The winter had come and gone, and come again and the watchful eye of Imelda detected that the mother’s step was slower. The tall figure was slightly bent and an unnameable something about her struck terror to the daughter’s heart. She drooped and faded day by day, and the much tired girl knew that darker days were coming. Often on coming home in the evening she would find her mother lying on the bed, not asleep, but broken down, without ambition enough to lift the weary head from the pillow; little Nellie crying bitterly with cold and hunger, or perhaps the poor baby had sobbed itself to sleep upon the floor while its mother seemed to have lost all interest in what was going on around her.

Imelda moaned in despair. She was needed oh, so much at home. The ailing, wasted form of her mother appealed so strongly to her aching heart for the care there was no one to bestow. The baby felt like ice as she pressed the tiny thing to her heaving bosom. But how could they live if she remained at home? Only what her tender hands were able to earn did they have to keep the wolf from the door. And if she ceased to work? What then?

Imelda knew and felt that darker days were coming, darker than she had yet known, and her impotence to ward them off almost drove her to despair. But the time came when she felt that she could no longer remain away from the bedside of the dying mother, come what would. To make matters still worse little Nellie had contracted a severe cold, and many sleepless nights fell to her share walking to and fro, from the bedside of the sick woman to that of the ailing child. One by one all the little comforts and luxuries of former days were parted with. Pretty trinkets her father had given her and which, therefore were of great value to her, were all sacrificed.

In the early spring the change came. The baby had been unusually feverish for several days while the mother was sinking fast. The night was bitter cold and Imelda knew she must not sleep. Both patients were nearing their end. Folding her shawl more closely around her shoulders to be more comfortable, she prepared for her long and dreary vigil. Never a word did the mother speak, breathing heavily in a dull stupor. Toward midnight she moved uneasily. Imelda bending over her saw her lips move. She bent lower and caught the whispered words, “Frank, Cora.” That was all.

The wayward ones, who had taken their mother’s life with them, to them the last breath was given. Nellie and Imelda were with her. It was the absent wayward ones that had left a void. When the morning dawned, it was to find the weary woman at rest; the woman whose life had been one long mistake. The baby moaned. Imelda lifted her to her knee, and as the sun sent its first rays through the dim window pane the fluttering breath left the little purple lips, and Imelda was alone—alone with her dead!

CHAPTER IV.

After the body of her mother had been laid away, by the side of that of her dead husband, with the youngest of eight children clasped in her arms, Imelda changed her home to a little attic room. When all was over she returned to the store where she had now been employed three years.

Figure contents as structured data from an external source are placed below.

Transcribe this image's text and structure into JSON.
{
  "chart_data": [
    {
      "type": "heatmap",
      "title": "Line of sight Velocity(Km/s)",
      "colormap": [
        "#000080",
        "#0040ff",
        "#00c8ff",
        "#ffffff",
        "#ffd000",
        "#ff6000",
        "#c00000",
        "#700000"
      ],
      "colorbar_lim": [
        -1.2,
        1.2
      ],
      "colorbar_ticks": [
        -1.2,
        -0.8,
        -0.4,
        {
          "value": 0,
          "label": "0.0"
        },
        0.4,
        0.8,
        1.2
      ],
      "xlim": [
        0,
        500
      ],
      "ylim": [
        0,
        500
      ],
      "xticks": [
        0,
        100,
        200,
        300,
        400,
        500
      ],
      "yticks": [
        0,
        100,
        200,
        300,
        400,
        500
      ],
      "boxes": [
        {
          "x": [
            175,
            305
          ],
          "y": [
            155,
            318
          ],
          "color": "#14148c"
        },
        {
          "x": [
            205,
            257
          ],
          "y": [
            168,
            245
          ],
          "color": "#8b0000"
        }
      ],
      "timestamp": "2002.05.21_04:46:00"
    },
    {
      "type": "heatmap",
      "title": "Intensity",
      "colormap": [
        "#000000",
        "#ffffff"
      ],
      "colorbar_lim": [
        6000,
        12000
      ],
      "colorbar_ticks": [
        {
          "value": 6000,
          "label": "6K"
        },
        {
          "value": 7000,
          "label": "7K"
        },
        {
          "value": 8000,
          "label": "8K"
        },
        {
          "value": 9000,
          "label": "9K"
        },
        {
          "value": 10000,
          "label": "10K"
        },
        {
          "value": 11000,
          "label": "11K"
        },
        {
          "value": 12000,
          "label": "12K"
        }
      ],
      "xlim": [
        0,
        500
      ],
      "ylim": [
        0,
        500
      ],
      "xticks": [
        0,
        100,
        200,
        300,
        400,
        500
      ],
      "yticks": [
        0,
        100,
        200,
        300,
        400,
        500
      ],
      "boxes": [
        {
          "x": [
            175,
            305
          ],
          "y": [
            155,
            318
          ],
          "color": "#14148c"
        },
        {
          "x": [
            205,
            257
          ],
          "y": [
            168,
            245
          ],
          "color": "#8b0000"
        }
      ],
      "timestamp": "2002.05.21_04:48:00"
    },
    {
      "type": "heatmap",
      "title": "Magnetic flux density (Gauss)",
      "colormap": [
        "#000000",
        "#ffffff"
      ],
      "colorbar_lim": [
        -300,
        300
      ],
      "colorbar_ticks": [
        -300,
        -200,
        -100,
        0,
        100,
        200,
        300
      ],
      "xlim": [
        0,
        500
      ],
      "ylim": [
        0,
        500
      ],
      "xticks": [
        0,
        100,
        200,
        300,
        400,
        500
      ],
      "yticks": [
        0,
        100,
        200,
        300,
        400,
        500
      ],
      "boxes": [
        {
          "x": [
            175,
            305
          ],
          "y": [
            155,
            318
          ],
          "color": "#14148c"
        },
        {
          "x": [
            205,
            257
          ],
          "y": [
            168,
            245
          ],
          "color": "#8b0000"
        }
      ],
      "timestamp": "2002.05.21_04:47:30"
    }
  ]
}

In the early days of her engagement there she had become acquainted with a bright cheery little girl, Alice Day by name, with whom she had become fast friends, although a greater contrast one could scarcely imagine than existed between the personalities of the two girls. The one, small, bright, saucy, sparkling; the other, tall, stately, sad. Although Alice did not have that high order of intelligence that Imelda was the possessor of, yet she was so purely child-like and frank, that they at once attracted each other; each supplying to the other that which she did not possess. Their friendship, however, was of short duration. Pretty Alice had a lover, a traveling salesman at the time, whose home was in the east. He was about to establish a business of his own and so would no longer have opportunities of seeing his little lady-love; a state of affairs that did not meet the approval of either the young gentleman in question or that of the fair Alice. So he proposed to take her with him as his wife.

Alice was married and Imelda saw no more of her friend. Now and then a letter came and she knew that the husband was prospering; that Alice lived in a beautiful home, and that two sweet babies, girl babies, had come to make music in that stately home.